Riporto dall’introduzione:“…La lotta partigiana vide le donne nei GAP , nelle SAP, nelle formazioni di pianura e di montagna,nell’organizzazione di scioperi e agitazioni esclusivamente femminili (si pensi alle grandi manifestazioni seguite a torino alla morte delle sorelle Arduino) nelle carceri, sotto la tortura (e seppero non parlare!) , nella diffusione della stampa clandestina, nelle pericolosissime missioni di collegamento. Non solo come mamme di partigiani o vivandiere o infermiere di ribelli affamati o feriti, anche se furono pure questo, e quando tutto ciò poteva significare l’arresto, l’incendio della casa, la deportazione, la fucilazione…. Nel ridimensionamento, anzi nella polverizzazione che “il vento del sud” portò ai valori sociali della Resistenza in nome della continuità dello Stato, le donne partigiane furono doppiamente tradite: dalle forze politiche tradizionali e in molti casi, più dolorosamente, dagli stessi compagni di lotta. Dopo la Liberazione la maggior parte degli uomini considerò naturale rinchiudere nuovamente in casa le donne. Il 6 maggio del 1945 Tersilla Fenoglio non poté neppure partecipare alla grande sfilata delle forze della Resistenza a Torino. “Ma tu sei solo una donna!”, si sente rispondere da un compagno di lotta nell’estate del 1945 la partigiana Maria Rovano, quando chiede spiegazione dei gradi riconosciuti soltanto ad altri. E a Barge il vicario riceve il brevetto partigiano prima di lei.

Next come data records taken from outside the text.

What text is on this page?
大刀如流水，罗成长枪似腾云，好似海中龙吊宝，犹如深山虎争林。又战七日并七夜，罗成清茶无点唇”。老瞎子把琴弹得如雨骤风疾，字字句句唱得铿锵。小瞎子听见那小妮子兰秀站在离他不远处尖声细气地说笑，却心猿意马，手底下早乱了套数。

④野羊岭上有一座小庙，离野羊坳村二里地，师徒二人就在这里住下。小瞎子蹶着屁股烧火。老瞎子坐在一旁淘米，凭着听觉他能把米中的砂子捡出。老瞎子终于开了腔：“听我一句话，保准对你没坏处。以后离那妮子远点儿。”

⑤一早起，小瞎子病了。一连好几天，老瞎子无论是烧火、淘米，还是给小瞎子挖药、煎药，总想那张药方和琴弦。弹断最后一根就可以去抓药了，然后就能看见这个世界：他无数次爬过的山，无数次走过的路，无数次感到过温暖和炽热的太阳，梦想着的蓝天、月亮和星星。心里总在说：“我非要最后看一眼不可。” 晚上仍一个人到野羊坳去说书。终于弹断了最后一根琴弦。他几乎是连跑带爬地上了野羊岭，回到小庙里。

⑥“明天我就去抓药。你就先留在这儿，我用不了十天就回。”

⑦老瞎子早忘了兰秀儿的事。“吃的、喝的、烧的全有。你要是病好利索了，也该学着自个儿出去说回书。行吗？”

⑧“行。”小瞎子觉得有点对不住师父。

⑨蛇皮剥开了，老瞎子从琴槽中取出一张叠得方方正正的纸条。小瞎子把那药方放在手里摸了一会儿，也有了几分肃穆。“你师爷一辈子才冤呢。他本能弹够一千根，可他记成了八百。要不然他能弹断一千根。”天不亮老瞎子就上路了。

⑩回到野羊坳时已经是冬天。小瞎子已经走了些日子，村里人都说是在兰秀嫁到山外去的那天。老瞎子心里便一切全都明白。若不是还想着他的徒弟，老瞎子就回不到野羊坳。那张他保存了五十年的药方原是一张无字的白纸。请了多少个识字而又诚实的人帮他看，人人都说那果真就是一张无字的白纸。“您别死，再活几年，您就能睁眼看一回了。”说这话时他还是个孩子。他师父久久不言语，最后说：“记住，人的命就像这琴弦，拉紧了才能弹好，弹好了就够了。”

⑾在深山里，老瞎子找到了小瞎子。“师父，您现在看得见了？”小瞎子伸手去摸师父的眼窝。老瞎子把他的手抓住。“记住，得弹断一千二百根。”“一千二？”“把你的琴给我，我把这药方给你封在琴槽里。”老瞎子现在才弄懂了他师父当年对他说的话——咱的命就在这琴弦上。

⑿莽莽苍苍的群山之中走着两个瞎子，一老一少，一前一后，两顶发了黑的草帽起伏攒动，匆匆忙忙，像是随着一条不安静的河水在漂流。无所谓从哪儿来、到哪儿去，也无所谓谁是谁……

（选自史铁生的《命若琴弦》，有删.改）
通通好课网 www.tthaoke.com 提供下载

E Nelia Benissone? Dopo avere organizzato assalti ai docks, addestrato sappisti e gappisti, lanciato bombe molotov contro convogli in partenza per la Germania, disarmato militari fascisti per la strada, anche da sola, e dopo essere stata nel 1945 responsabile militare nel suo settore, non sarà forse riconosciuta dalla commissione regionale come soldato semplice?….Alla fine della lotta armata, la stragrande maggioranza delle donne non si fece avanti per ritirare medaglie o riconoscimenti. Molte vedendo come avvenivano le assegnazioni, si astennero deliberatamente dal chiederle per non confondersi con i partigiani del 26 aprile. Anche per questo, le statistiche che indicano la partecipazione femminile alla resistenza sono così poco attendibili. Ma si può cogliere un altro movente di tale atteggiamento: chiamate dalla storia degli uomini a combattere in prima persona in un mondo in sfacelo, le donne agirono per risolvere il problema di tutti, non per fare carriera o ottenere posizioni di comando, com’è fondamentale movente, a volte magari anche involontario o inconscio, dell’attività maschile. Esse, pur tenute a lungo fuori dalla storia, si esposero senza esitare ai rischi della guerra partigiana….sentivano, come tutti gli oppressi, che non combattevano solo contro il fascismo, ma anche e soprattutto contro la disuguaglianza e l’ingiustizia.”
Quel posto non è un bel luogo.
Ci andai una volta almeno venticinque anni fa.
Quel tiro a segno scoperchiato, anche se lascia vedere un grosso pezzo di cielo, mi procurò un senso di oppressione costrizione vertigine soffoco.
Vidi i mestieri ed i nomi, abbassai la testa, pensai ‘tiro a segno, ‘poligono di tiro’ e mi trovai davanti a gente bendata in giacchetta o camicia, mani dietro la schiena legate davanti a un plotone di camicie nere.
Abbassai la testa me ne andai di colpo e non ci voglio più tornare.